Target: Environmental Protection Agency

Goal: Prohibit medical facilities and pharmaceutical companies from dumping medical waste into U.S. water supplies

Every year in the U.S., hospitals and medical facilities flush millions of pounds of drugs and chemicals down the drain and into our drinking water. While the impact of these pharmaceuticals on human health is unknown and difficult to study, they have been shown to damage the ecosystem. Even at extremely diluted levels, pharmaceuticals negatively impact fish, frogs and other animals that inhabit our lakes and streams. Some states have taken measures to ban such heavy dumping, including New York and New Jersey, but elsewhere the problem continues unabated. Ask the EPA to set restrictions on medical facilities that would stop them from dumping pharmaceuticals into the U.S.’ water supply.

A significant portion of the pharmaceuticals making it into our water comes from regular consumers.
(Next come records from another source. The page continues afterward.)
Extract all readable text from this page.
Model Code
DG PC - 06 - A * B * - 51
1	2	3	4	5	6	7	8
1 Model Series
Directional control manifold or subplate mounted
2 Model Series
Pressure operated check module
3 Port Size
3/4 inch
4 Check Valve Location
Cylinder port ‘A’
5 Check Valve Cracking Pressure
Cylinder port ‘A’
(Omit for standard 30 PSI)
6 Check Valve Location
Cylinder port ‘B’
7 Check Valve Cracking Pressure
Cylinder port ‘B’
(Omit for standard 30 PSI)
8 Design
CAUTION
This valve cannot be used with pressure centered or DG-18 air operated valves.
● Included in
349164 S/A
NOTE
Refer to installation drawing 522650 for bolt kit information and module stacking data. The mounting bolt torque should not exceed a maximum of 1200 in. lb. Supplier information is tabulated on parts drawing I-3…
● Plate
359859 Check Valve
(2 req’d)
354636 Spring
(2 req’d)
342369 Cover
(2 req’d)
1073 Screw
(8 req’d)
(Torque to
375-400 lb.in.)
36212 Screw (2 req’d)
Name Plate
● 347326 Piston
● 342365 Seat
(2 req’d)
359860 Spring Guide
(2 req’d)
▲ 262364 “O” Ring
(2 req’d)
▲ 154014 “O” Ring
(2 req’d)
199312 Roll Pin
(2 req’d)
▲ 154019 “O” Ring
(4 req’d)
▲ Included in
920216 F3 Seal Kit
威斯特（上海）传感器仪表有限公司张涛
At home, people often flush expired prescriptions down the drain or simply excrete the medicines in waste. Many cities and local administrations have set up programs to dispose of old medicines properly, much like those established for the disposal of batteries. However, while the FDA has published guidelines on how to properly dispose of medicines, not enough has been done to inform the public.

Although pharmaceuticals are not the greatest contributor to pollution of our water, the drugs can be extremely potent in even diluted doses. Antibiotics, birth control pills and anti-depressants are becoming regular fixtures in our water supply. As many of these medicines mimic human hormones, they can act as powerful endocrine disruptors. They are known to produce intersex, or hermaphroditic, fish and are even suspected to contribute to early onset puberty in young girls. Antibiotics in water may be creating “superbugs,” those bacteria that have developed resistance to some of our most powerful medicines.
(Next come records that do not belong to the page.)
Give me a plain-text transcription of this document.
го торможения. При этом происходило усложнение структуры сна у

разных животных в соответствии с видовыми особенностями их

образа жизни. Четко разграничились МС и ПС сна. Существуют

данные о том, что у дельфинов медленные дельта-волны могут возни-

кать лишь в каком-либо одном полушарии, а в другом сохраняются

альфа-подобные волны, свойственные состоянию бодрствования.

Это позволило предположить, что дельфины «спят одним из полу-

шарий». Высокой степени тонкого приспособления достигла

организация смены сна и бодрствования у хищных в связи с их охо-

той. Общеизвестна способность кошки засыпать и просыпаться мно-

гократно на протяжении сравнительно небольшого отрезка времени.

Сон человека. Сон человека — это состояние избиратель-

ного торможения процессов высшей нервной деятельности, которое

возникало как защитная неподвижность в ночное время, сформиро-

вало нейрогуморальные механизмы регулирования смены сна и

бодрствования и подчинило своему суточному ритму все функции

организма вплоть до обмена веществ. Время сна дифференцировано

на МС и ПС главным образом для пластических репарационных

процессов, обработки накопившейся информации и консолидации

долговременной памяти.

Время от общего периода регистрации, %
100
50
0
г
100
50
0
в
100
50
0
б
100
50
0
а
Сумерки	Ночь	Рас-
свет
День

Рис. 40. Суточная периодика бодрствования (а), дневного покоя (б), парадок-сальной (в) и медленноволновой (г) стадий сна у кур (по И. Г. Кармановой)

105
A few of the chemicals abundant in our water, such as caffeine excreted in our waste, are best removed from the supply during filtration. Others, however, are trickier to remove and would be extremely expensive to do so. The surest way to minimize their presence is to stop them from entering our water in the first place. While consumers can do their part, placing regulations– ensuring guidelines for proper disposal are followed and imposing fines and prosecution for violations– on the major contributors would do the most good for the littlest effort. Thousands of hospitals flush millions of pounds of drugs down the drain every year. Thus far, they have been politely asked to refrain, but facilities see no plausible alternatives to dumping. The U.S. government should set up medical waste depots or at least encourage private contractors to build them. Banning the disposal of pharmaceutical waste into our water supply is the first step.
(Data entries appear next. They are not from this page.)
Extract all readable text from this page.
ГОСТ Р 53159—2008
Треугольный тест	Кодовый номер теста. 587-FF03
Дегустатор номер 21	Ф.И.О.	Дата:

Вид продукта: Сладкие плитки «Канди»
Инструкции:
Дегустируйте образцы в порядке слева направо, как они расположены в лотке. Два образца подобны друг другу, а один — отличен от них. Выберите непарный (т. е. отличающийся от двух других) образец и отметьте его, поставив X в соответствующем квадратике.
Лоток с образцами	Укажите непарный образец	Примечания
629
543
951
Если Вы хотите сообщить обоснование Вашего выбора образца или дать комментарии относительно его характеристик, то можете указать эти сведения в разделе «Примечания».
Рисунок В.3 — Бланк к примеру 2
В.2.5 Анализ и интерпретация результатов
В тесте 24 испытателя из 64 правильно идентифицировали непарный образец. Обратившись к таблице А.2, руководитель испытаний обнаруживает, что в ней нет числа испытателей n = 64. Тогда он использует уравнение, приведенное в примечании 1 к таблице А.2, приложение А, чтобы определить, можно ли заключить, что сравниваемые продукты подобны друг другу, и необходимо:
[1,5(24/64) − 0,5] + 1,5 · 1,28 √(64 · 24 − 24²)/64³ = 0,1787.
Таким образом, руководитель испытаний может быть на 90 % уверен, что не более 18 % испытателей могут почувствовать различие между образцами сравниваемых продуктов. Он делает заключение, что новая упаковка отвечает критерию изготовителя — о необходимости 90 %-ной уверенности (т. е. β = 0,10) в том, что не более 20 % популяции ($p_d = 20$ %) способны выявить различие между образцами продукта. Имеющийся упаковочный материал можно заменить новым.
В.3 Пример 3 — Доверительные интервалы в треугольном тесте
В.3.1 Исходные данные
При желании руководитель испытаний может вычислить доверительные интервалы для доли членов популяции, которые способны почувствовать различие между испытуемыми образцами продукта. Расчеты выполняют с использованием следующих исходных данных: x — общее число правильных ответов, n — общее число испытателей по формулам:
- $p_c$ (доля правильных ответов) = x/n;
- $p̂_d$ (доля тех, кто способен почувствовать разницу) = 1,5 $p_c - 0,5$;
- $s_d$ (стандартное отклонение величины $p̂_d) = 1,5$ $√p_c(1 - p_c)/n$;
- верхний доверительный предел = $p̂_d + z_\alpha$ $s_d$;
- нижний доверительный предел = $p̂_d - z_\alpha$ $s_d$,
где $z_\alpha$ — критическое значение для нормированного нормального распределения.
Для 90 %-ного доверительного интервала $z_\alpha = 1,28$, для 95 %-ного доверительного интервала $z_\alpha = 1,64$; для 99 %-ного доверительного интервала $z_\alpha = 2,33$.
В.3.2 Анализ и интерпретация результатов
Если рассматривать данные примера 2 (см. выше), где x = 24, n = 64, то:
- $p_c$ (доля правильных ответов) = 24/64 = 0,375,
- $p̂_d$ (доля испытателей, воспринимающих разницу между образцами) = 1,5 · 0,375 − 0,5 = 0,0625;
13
Implore the EPA to protect American water supplies by establishing measures against the improper dumping of medical waste.


Dear Environmental Protection Agency,

I am concerned about the contamination of American drinking water with pharmaceutical waste. Hospitals routinely flush millions of pounds of unused medicine down the drain and into our lakes and streams. These drugs then damage the health of wildlife and negatively impact the ecosystem. While this alone is enough to spur action to stop dumping, I also worry about the harm done to human health. Even at extremely diluted amounts, many of these drugs– from anti-depressants and birth control pills to antibiotics – can disrupt the human endocrine system. Children are especially vulnerable.

Luckily, this problem should be easy to address. While consumers need to be informed on how to properly disposal of old medicines, hospitals are contributing the most waste. Setting restrictions on the dumping of unused pharmaceuticals into water is practical and easy to implement. The EPA needs to ensure that facilities are following established guidelines. Punishments and fines should be enacted for those who violate regulations. This would be an important step in removing harmful drugs and chemicals from our water. Please prohibit medical facilities’ dumping of pharmaceuticals into the U.S.’ water supply.